Looking at this map of Wikipedia edits from Africa, I am surprised by the total lack of edits from the gray areas. Some countries, like Somalia & Somaliland, I can expect to be light on Wikipedia input, but I would have expected more from other countries, like Sierra Leone, Liberia, and Benin. You would think the expats working there would at least add to the knowledge repository.
Then again, the creators of the map make a good point about Wikipedia:
It is widely considered the first point of contact for most general topics, thus making it an effective site for framing any subsequent representations. Content from Wikipedia also has begun to form a central part of services offered elsewhere on the Internet. Wikipedia is therefore an important platform from which we can learn whether the Internet facilitates increased open participation across cultures, or reinforces existing global hierarchies and entrenched power dynamics.
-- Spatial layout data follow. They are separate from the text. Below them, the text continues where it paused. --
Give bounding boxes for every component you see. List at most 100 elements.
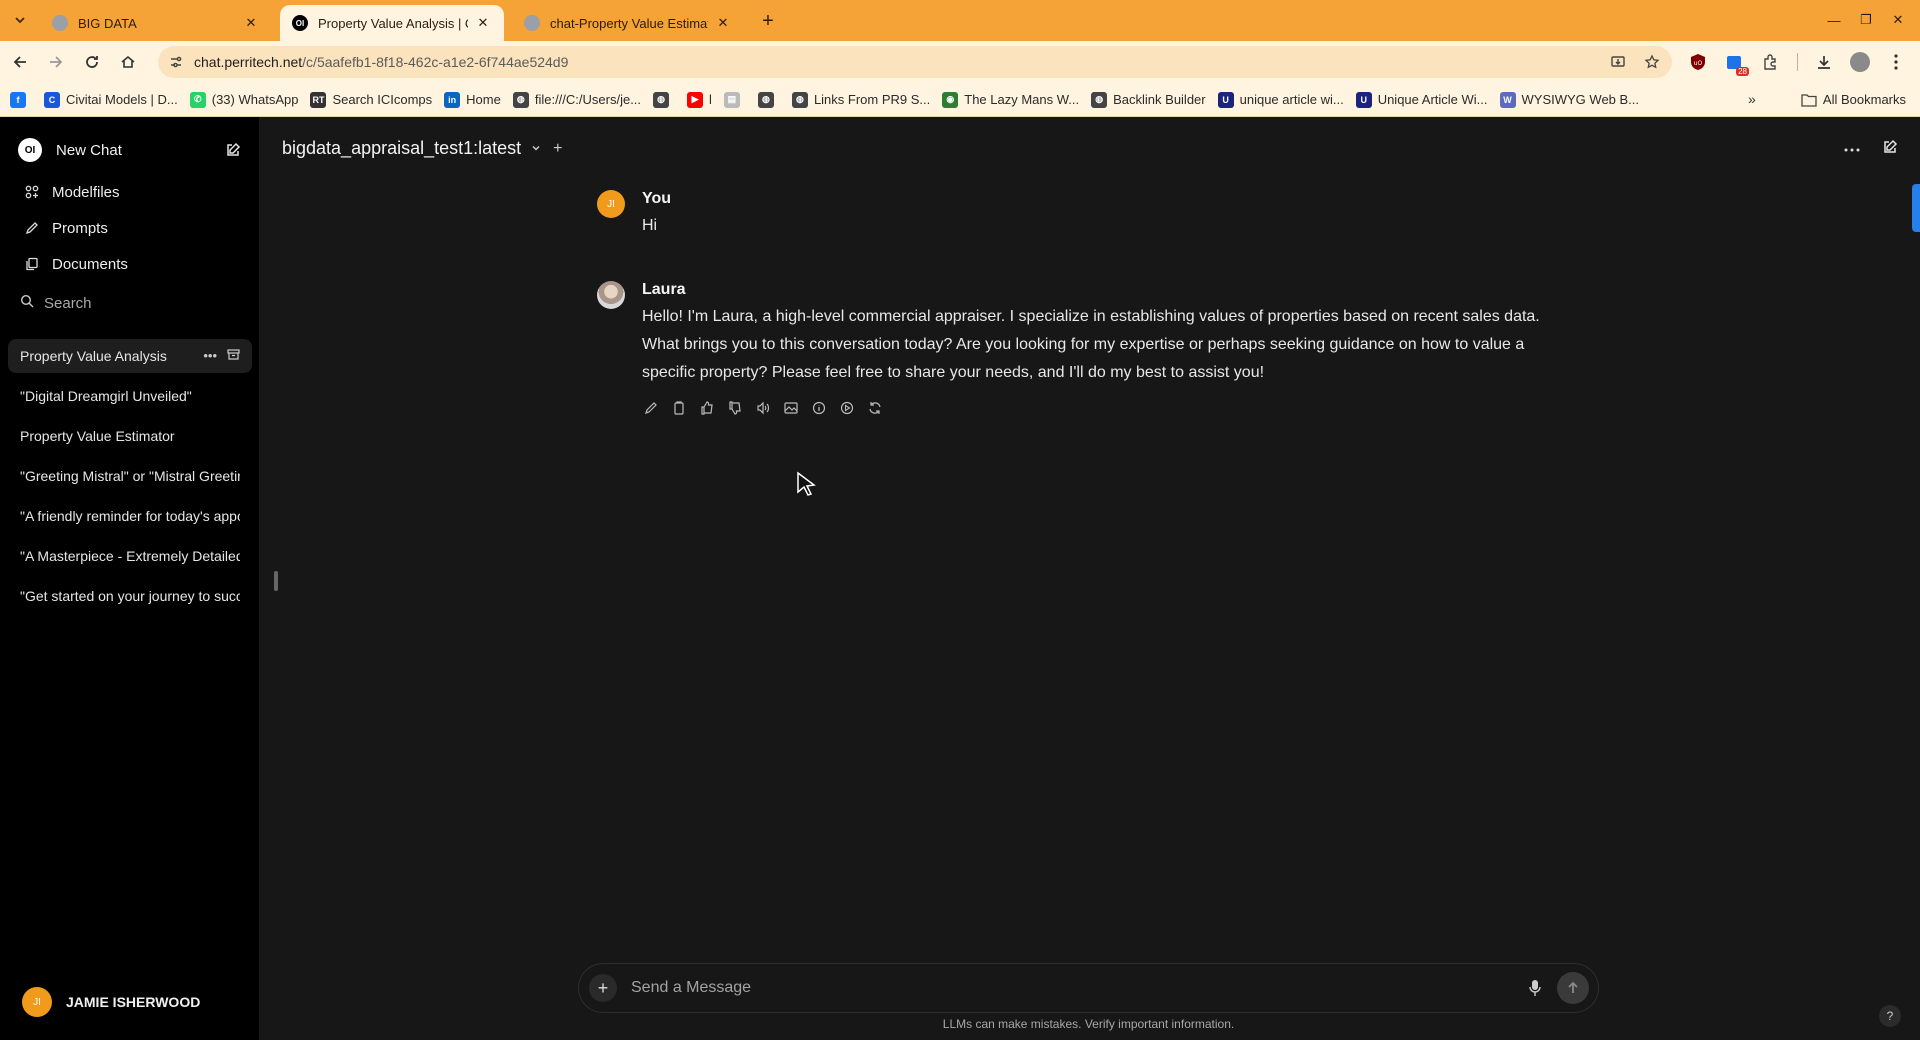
chat-item[interactable]: Property Value Estimator — [8, 419, 252, 453]
bookmark-item[interactable]: ◍ — [653, 91, 675, 108]
minimize-icon[interactable]: — — [1818, 8, 1850, 32]
chat-item-active[interactable]: Property Value Analysis ••• — [8, 339, 252, 373]
close-icon[interactable]: ✕ — [242, 14, 260, 32]
sidebar-item-documents[interactable]: Documents — [12, 248, 248, 280]
speaker-icon[interactable] — [754, 399, 772, 417]
chat-item[interactable]: "Greeting Mistral" or "Mistral Greeting" — [8, 459, 252, 493]
close-icon[interactable]: ✕ — [474, 14, 492, 32]
whatsapp-icon: ✆ — [189, 91, 206, 108]
image-icon[interactable] — [782, 399, 800, 417]
puzzle-icon[interactable] — [1754, 46, 1786, 78]
edit-icon[interactable] — [642, 399, 660, 417]
close-window-icon[interactable]: ✕ — [1882, 8, 1914, 32]
bookmark-item[interactable]: ◍ Backlink Builder — [1091, 91, 1206, 108]
plus-icon[interactable]: + — [589, 974, 617, 1002]
all-bookmarks-button[interactable]: All Bookmarks — [1801, 92, 1906, 107]
bookmark-label: The Lazy Mans W... — [964, 92, 1080, 107]
reload-button[interactable] — [76, 46, 108, 78]
continue-icon[interactable] — [838, 399, 856, 417]
tab-strip: BIG DATA ✕ OI Property Value Analysis | … — [0, 0, 1920, 41]
thumbs-down-icon[interactable] — [726, 399, 744, 417]
u-icon: U — [1217, 91, 1234, 108]
sidebar: OI New Chat Modelfiles Prompts Documents — [0, 117, 259, 1040]
address-bar[interactable]: chat.perritech.net/c/5aafefb1-8f18-462c-… — [158, 46, 1672, 78]
chat-item[interactable]: "Get started on your journey to success" — [8, 579, 252, 613]
sidebar-item-modelfiles[interactable]: Modelfiles — [12, 176, 248, 208]
site-icon: ▤ — [723, 91, 740, 108]
bookmark-label: Backlink Builder — [1113, 92, 1206, 107]
openwebui-icon: OI — [292, 15, 308, 31]
bookmark-item[interactable]: ◍ — [757, 91, 780, 108]
bookmark-item[interactable]: W WYSIWYG Web B... — [1499, 91, 1639, 108]
tab-big-data[interactable]: BIG DATA ✕ — [40, 5, 272, 41]
back-button[interactable] — [4, 46, 36, 78]
arrow-left-icon — [13, 56, 26, 68]
site-info-icon[interactable] — [162, 48, 190, 76]
tab-chat-property-value-estimator[interactable]: chat-Property Value Estimat ✕ — [512, 5, 744, 41]
tab-search-button[interactable] — [8, 8, 32, 32]
archive-icon[interactable] — [227, 348, 240, 364]
bookmark-item[interactable]: U Unique Article Wi... — [1355, 91, 1488, 108]
linkedin-icon: in — [444, 91, 461, 108]
user-menu[interactable]: JI JAMIE ISHERWOOD — [22, 987, 200, 1017]
youtube-icon: ▶ — [687, 91, 704, 108]
microphone-icon[interactable] — [1521, 974, 1549, 1002]
chat-item[interactable]: "Digital Dreamgirl Unveiled" — [8, 379, 252, 413]
star-icon[interactable] — [1638, 48, 1666, 76]
tab-property-value-analysis[interactable]: OI Property Value Analysis | Op ✕ — [280, 5, 504, 41]
bookmark-item[interactable]: ✆ (33) WhatsApp — [189, 91, 298, 108]
chat-item[interactable]: "A Masterpiece - Extremely Detailed" — [8, 539, 252, 573]
sidebar-search[interactable]: Search — [12, 287, 248, 319]
ublock-icon[interactable]: uO — [1682, 46, 1714, 78]
bookmark-item[interactable]: ▤ — [723, 91, 746, 108]
help-button[interactable]: ? — [1879, 1005, 1901, 1027]
more-horizontal-icon[interactable]: ••• — [203, 348, 217, 364]
forward-button[interactable] — [40, 46, 72, 78]
bookmark-item[interactable]: RT Search ICIcomps — [310, 91, 432, 108]
regenerate-icon[interactable] — [866, 399, 884, 417]
calendar-extension-icon[interactable]: 28 — [1718, 46, 1750, 78]
u-icon: U — [1355, 91, 1372, 108]
send-button[interactable] — [1557, 972, 1589, 1004]
more-horizontal-icon[interactable] — [1844, 139, 1860, 160]
globe-icon: ◍ — [653, 91, 670, 108]
chat-title: "Get started on your journey to success" — [20, 588, 240, 604]
chevron-double-right-icon[interactable]: » — [1748, 91, 1756, 107]
chat-main: bigdata_appraisal_test1:latest + JI You … — [259, 117, 1920, 1040]
new-tab-button[interactable]: + — [756, 9, 780, 33]
window-controls: — ❐ ✕ — [1818, 8, 1914, 32]
model-selector[interactable]: bigdata_appraisal_test1:latest + — [282, 138, 563, 159]
bookmark-item[interactable]: ◉ The Lazy Mans W... — [942, 91, 1080, 108]
bookmark-item[interactable]: C Civitai Models | D... — [44, 91, 178, 108]
bookmark-label: file:///C:/Users/je... — [534, 92, 642, 107]
compose-icon[interactable] — [1882, 139, 1898, 160]
install-app-icon[interactable] — [1604, 48, 1632, 76]
url-text: chat.perritech.net/c/5aafefb1-8f18-462c-… — [194, 54, 1604, 70]
thumbs-up-icon[interactable] — [698, 399, 716, 417]
bookmark-item[interactable]: ◍ file:///C:/Users/je... — [512, 91, 642, 108]
bookmark-item[interactable]: in Home — [444, 91, 501, 108]
bookmark-item[interactable]: ◍ Links From PR9 S... — [791, 91, 930, 108]
chat-item[interactable]: "A friendly reminder for today's appoint… — [8, 499, 252, 533]
restore-icon[interactable]: ❐ — [1850, 8, 1882, 32]
bookmark-item[interactable]: f — [10, 91, 32, 108]
home-button[interactable] — [112, 46, 144, 78]
bookmark-item[interactable]: ▶ l — [687, 91, 712, 108]
more-vertical-icon[interactable] — [1880, 46, 1912, 78]
chevron-down-icon[interactable] — [531, 142, 541, 156]
message-input[interactable] — [631, 979, 1521, 997]
compose-icon[interactable] — [225, 142, 241, 158]
copy-icon[interactable] — [670, 399, 688, 417]
add-model-icon[interactable]: + — [553, 140, 562, 158]
info-icon[interactable] — [810, 399, 828, 417]
profile-avatar-icon[interactable] — [1844, 46, 1876, 78]
chat-top-actions — [1844, 139, 1898, 160]
download-icon[interactable] — [1808, 46, 1840, 78]
new-chat-button[interactable]: OI New Chat — [10, 133, 249, 167]
facebook-icon: f — [10, 91, 26, 108]
close-icon[interactable]: ✕ — [714, 14, 732, 32]
bookmark-item[interactable]: Uunique article wi... — [1217, 91, 1344, 108]
sidebar-item-prompts[interactable]: Prompts — [12, 212, 248, 244]
globe-icon: ◍ — [512, 91, 529, 108]
disclaimer: LLMs can make mistakes. Verify important… — [942, 1017, 1235, 1031]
Looking at this map, I draw an obvious conclusion. Even with free Wikipedia access, the world is still not flat for everyone.
But that’s not to say that Wikipedia is not having an impact in Africa. Their Wikipedia Zero efforts are starting to pay off handsomely. Just read their viewer stats from Niger and Kenya:
The news is good. Since the month prior to launch, we’ve seen 77 percent growth in page views through Orange Niger (compared to 7 percent for rest of Niger), and 88 percent for Orange Kenya (compared to -7 percent for rest of Kenya). For each of these two operators, their “Wikipedia share” (the percentage of mobile page views in that country from the partner’s customers) has nearly doubled in that time. Data sets for these two partners are both relatively small, so we’re careful to not to draw too many conclusions from them. However, we’re excited about what it might imply for the future impact of the program.
While they might be shy, I am not. Congrats to Wikipedia for getting more Africans to read the Wikipedia. Now let us get more Africans writing for it as well.